Peninsula movie review: Train to Busan meets Mad Max and Escape from New York in disappointing zombie sequel

Gang Dong-won in a still from Peninsula (category IIB; Korean), directed by Yeon Sang-ho and co-starring Lee Jung-hyun and Kim Min-jae.

2.5/5 stars

Four years after

Train to Busan
thundered into cinemas to become the most successful Asian film of all time in Hong Kong, Korean writer-director Yeon Sang-ho has returned with Peninsula, the hugely anticipated sequel to his zombie juggernaut.

The film was originally scheduled to open July 15 in Hong Kong, the same day as its South Korea release, but a new round of Covid-19 cases in the city has seen it temporarily shelved. Internationally, the film is likely to creep, virus-like, into markets as they ease lockdown restrictions from the coronavirus pandemic – fitting for a movie set during a deadly, invisible plague.

Gang Dong-won heads an all-new cast as Jung-seok, a marine evacuated to the relative safety of Hong Kong, who is coerced back to retrieve US$20 million in abandoned cash. Promised half of anything recovered, Jung-seok and his brother-in-law Chul-min (Kim Do-yoon) return to an urban wasteland now ravaged by zombies, where pockets of survivors are terrorised by violent militias.

Released in some markets with a “Train to Busan presents” prefix, Peninsula does itself no favours hitching its wagon so prominently to Yeon’s earlier success, which so perfectly balanced apocalyptic horror with sly social commentary.

The 2016 film’s carriage of vividly realised characters is replaced with vaguely sketched archetypes: Lee Jung-hyun’s gun-toting mother-of-two, Kim Min-jae’s snarling mercenary, Koo Kyo-hwan’s slippery kingpin. Instead of fleshed out relationships, characters are now merely related.

A still from Peninsula.

Best among the new additions are Lee Re and Lee Ye-won, a pair of gung-ho, pint-sized siblings as adept at offing the undead as any of their adult co-stars. But after a show-stopping introduction in the film’s most memorable sequence, even they are largely ignored.

Yeon advances zombie lore, making his monsters vulnerable to both light and sound, but otherwise Peninsula is less zombie movie than dystopian actioner, borrowing liberally from the

Mad Max
franchise to include a Thunderdome-style arena and a climactic car chase featuring a convoy of customised vehicles. However, it is John Carpenter’s Escape from New York that emerges as the film’s most frequent stylistic touchstone.

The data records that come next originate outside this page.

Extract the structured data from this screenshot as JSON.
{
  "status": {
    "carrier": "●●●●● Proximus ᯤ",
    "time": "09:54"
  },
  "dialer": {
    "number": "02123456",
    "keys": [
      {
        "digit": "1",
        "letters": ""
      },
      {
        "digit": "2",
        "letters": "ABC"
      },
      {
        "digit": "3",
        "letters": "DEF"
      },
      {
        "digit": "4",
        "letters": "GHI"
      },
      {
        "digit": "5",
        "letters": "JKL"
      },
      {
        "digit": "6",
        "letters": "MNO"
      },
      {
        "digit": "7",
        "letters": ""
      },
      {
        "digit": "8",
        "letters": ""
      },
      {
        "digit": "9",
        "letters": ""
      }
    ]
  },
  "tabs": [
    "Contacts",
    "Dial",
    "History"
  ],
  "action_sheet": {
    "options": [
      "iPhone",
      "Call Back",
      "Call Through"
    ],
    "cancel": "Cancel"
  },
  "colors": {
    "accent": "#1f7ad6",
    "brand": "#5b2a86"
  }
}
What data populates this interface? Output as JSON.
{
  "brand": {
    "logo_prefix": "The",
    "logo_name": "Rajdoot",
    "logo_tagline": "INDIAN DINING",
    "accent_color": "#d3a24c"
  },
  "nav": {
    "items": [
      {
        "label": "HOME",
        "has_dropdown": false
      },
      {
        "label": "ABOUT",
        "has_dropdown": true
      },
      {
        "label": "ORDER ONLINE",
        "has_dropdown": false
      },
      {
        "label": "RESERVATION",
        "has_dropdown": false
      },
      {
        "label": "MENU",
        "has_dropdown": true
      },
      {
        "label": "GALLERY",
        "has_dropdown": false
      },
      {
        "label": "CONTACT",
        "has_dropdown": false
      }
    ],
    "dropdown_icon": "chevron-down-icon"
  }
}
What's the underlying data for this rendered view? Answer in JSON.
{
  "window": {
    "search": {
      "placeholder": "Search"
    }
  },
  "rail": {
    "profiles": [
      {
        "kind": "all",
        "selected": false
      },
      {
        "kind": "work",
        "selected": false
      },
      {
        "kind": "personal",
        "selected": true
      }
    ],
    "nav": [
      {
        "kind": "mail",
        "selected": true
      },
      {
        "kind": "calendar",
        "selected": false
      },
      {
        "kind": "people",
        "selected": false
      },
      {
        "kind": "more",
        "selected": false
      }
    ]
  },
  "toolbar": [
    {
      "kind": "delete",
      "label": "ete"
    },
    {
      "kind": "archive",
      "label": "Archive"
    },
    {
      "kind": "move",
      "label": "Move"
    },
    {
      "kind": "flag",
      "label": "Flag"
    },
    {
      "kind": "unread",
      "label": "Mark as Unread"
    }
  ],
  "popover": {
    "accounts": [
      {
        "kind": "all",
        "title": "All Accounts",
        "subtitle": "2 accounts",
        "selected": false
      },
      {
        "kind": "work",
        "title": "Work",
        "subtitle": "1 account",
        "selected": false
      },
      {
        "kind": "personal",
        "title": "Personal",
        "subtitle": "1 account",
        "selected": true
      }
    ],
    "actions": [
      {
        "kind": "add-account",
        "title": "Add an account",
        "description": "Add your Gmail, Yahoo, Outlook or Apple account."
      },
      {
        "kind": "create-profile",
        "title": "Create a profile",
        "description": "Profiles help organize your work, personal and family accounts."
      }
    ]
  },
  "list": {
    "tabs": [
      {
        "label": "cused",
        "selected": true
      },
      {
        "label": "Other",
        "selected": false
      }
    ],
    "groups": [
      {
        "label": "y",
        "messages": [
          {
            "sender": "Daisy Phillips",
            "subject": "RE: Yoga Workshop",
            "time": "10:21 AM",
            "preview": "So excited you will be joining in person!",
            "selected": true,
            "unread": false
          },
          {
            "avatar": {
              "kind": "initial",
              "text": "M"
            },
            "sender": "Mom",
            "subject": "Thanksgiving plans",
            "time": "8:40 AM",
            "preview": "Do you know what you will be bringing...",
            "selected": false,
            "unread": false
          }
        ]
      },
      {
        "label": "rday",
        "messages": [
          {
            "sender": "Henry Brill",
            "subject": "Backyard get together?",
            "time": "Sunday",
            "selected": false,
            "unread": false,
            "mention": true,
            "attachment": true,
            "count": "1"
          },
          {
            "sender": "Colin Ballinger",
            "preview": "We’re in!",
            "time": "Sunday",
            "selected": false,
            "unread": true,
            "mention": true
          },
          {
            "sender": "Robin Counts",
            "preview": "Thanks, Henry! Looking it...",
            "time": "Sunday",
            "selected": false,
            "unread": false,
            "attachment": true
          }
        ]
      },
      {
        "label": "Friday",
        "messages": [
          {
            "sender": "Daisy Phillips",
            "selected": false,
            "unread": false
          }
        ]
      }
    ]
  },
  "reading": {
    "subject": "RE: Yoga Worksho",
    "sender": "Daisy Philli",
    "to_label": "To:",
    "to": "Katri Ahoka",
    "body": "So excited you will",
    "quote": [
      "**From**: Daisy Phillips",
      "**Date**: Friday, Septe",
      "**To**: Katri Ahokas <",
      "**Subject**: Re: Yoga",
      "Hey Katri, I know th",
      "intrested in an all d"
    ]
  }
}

Where its predecessor was propelled by a breathless immediacy, Peninsula’s prominent action too often feels weightless and cartoonlike, which is ironic considering the grim, realistic tone of Yeon’s earlier animated works.

Lee Jung-hyun in a still from Peninsula.
Gang Dong-won (front) and Kim Do-yoon in a still from Peninsula.

Hong Kong audiences may be amused that their city is portrayed as populated by Koreans speaking mangled Cantonese. But there is no escaping that Peninsula is a major disappointment.